A novel combined experimental and multiscale theoretical approach to unravel the structure of SiC/SiOx core/shell nanowires for their optimal design

Abstract

In this work we propose a realistic model of nanometer-thick SiC/SiO_x core/shell nanowires (NWs) using a combined first-principles and experimental approach. SiC/SiO_x core/shell NWs were first synthesised by a low-cost carbothermal method and their chemical–physical experimental analysis was accomplished by recording X-ray absorption near-edge spectra. In particular, the K-edge absorption lineshapes of C, O, and Si are used to validate our computational model of the SiC/SiO_x core/shell NW architectures, obtained by a multiscale approach, including molecular dynamics, tight-binding and density functional simulations.
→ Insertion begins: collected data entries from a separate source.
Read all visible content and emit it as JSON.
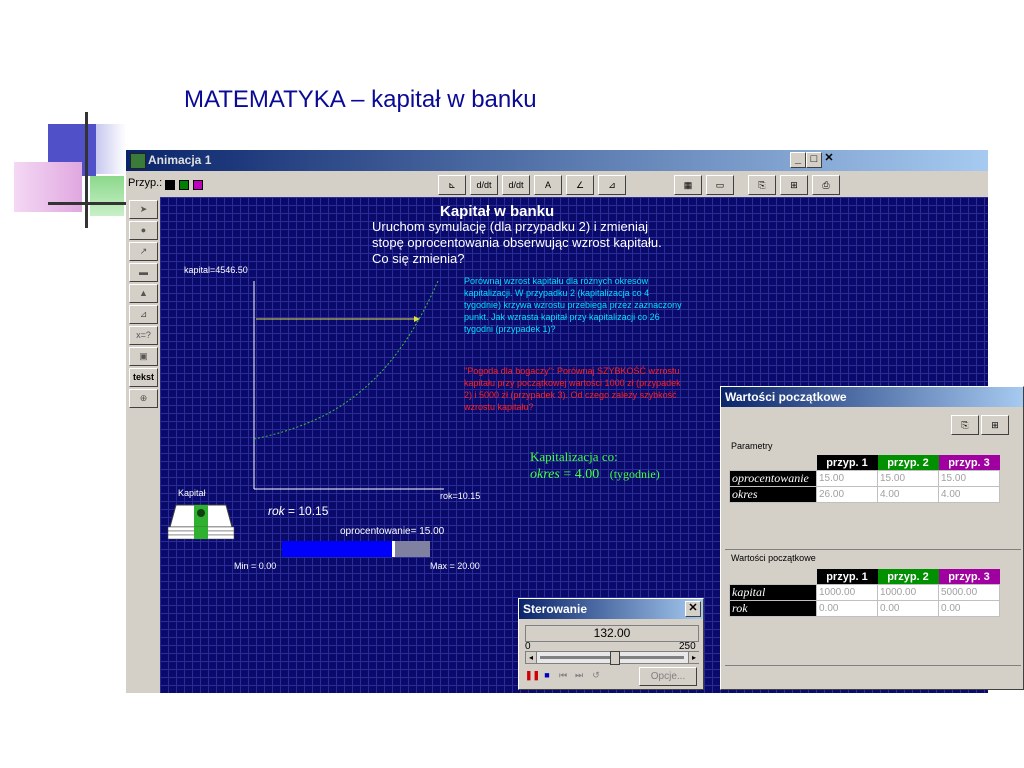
{
  "slide": {
    "title": "MATEMATYKA – kapitał w banku"
  },
  "app": {
    "title": "Animacja 1",
    "przyp_label": "Przyp.:",
    "leftbar_text_button": "tekst"
  },
  "canvas": {
    "heading": "Kapitał w banku",
    "instruction": "Uruchom symulację (dla przypadku 2) i zmieniaj stopę oprocentowania obserwując wzrost kapitału. Co się zmienia?",
    "cyan_note": "Porównaj wzrost kapitału dla różnych okresów kapitalizacji. W przypadku 2 (kapitalizacja co 4 tygodnie) krzywa wzrostu przebiega przez zaznaczony punkt. Jak wzrasta kapitał przy kapitalizacji co 26 tygodni (przypadek 1)?",
    "red_note": "\"Pogoda dla bogaczy\": Porównaj SZYBKOŚĆ wzrostu kapitału przy początkowej wartości 1000 zł (przypadek 2) i 5000 zł (przypadek 3). Od czego zależy szybkość wzrostu kapitału?",
    "y_axis_label": "kapital=4546.50",
    "x_axis_label": "rok=10.15",
    "kapital_label": "Kapitał",
    "rok_var": "rok",
    "rok_value": " = 10.15",
    "slider_label": "oprocentowanie= 15.00",
    "slider_min": "Min = 0.00",
    "slider_max": "Max = 20.00",
    "slider_fraction": 0.75,
    "kap_line1": "Kapitalizacja co:",
    "kap_var": "okres",
    "kap_value": " = 4.00",
    "kap_unit": "(tygodnie)"
  },
  "sterowanie": {
    "title": "Sterowanie",
    "time_value": "132.00",
    "range_min": "0",
    "range_max": "250",
    "opcje_label": "Opcje..."
  },
  "wartosci": {
    "title": "Wartości początkowe",
    "section1": "Parametry",
    "section2": "Wartości początkowe",
    "columns": [
      {
        "label": "przyp. 1",
        "color": "#000000"
      },
      {
        "label": "przyp. 2",
        "color": "#009000"
      },
      {
        "label": "przyp. 3",
        "color": "#a000a0"
      }
    ],
    "params": [
      {
        "name": "oprocentowanie",
        "values": [
          "15.00",
          "15.00",
          "15.00"
        ]
      },
      {
        "name": "okres",
        "values": [
          "26.00",
          "4.00",
          "4.00"
        ]
      }
    ],
    "initial": [
      {
        "name": "kapital",
        "values": [
          "1000.00",
          "1000.00",
          "5000.00"
        ]
      },
      {
        "name": "rok",
        "values": [
          "0.00",
          "0.00",
          "0.00"
        ]
      }
    ]
  }
}
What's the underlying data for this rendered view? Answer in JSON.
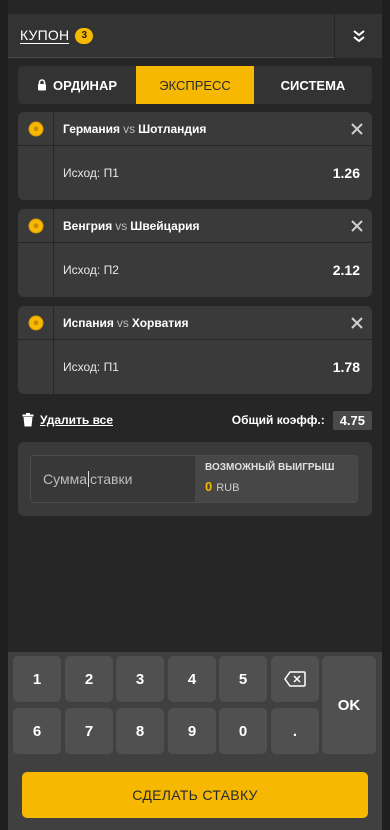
{
  "header": {
    "title": "КУПОН",
    "badge_count": "3"
  },
  "tabs": [
    {
      "label": "ОРДИНАР",
      "icon": "lock-icon",
      "active": false
    },
    {
      "label": "ЭКСПРЕСС",
      "active": true
    },
    {
      "label": "СИСТЕМА",
      "active": false
    }
  ],
  "bets": [
    {
      "team1": "Германия",
      "vs": "vs",
      "team2": "Шотландия",
      "outcome": "Исход: П1",
      "odds": "1.26"
    },
    {
      "team1": "Венгрия",
      "vs": "vs",
      "team2": "Швейцария",
      "outcome": "Исход: П2",
      "odds": "2.12"
    },
    {
      "team1": "Испания",
      "vs": "vs",
      "team2": "Хорватия",
      "outcome": "Исход: П1",
      "odds": "1.78"
    }
  ],
  "summary": {
    "delete_all": "Удалить все",
    "total_label": "Общий коэфф.:",
    "total_value": "4.75"
  },
  "stake": {
    "placeholder_before_caret": "Сумма ",
    "placeholder_after_caret": "ставки",
    "win_label": "ВОЗМОЖНЫЙ ВЫИГРЫШ",
    "win_amount": "0",
    "win_currency": "RUB"
  },
  "keypad": {
    "row1": [
      "1",
      "2",
      "3",
      "4",
      "5"
    ],
    "row2": [
      "6",
      "7",
      "8",
      "9",
      "0",
      "."
    ],
    "ok": "OK",
    "backspace_icon": "backspace-icon"
  },
  "submit_label": "СДЕЛАТЬ СТАВКУ",
  "colors": {
    "accent": "#f6b800",
    "panel": "#3a3a3a",
    "background": "#262626"
  }
}
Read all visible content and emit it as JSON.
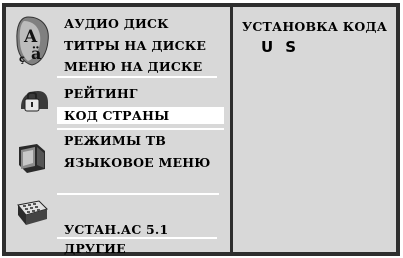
{
  "menu": {
    "group1": [
      "АУДИО ДИСК",
      "ТИТРЫ НА ДИСКЕ",
      "МЕНЮ НА ДИСКЕ"
    ],
    "group2": [
      "РЕЙТИНГ",
      "КОД СТРАНЫ"
    ],
    "group3": [
      "РЕЖИМЫ ТВ",
      "ЯЗЫКОВОЕ МЕНЮ"
    ],
    "group4": [
      "УСТАН.АС 5.1"
    ],
    "group5": [
      "ДРУГИЕ"
    ],
    "selected": "КОД СТРАНЫ"
  },
  "right": {
    "title": "УСТАНОВКА КОДА",
    "code_chars": [
      "U",
      "S"
    ]
  },
  "colors": {
    "frame": "#2e2e2e",
    "panel": "#d8d8d8",
    "highlight": "#ffffff"
  }
}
Moreover, we present ab initio calculations of the electronic structure of hydrogenated SiC and SiC/SiO_x core/shell NWs, studying the modification induced by several different substitutional defects and impurities into both the surface and the interfacial region between the SiC core and the SiO_x shell. We find that on the one hand the electron quantum confinement results in a broadening of the band gap, while hydroxyl surface terminations decrease it. This computational investigation shows that our model of SiC/SiO_x core/shell NWs is capable to deliver an accurate interpretation of the recorded X-ray absorption near-edge spectra and proves to be a valuable tool towards the optimal design and application of these nanosystems in actual devices.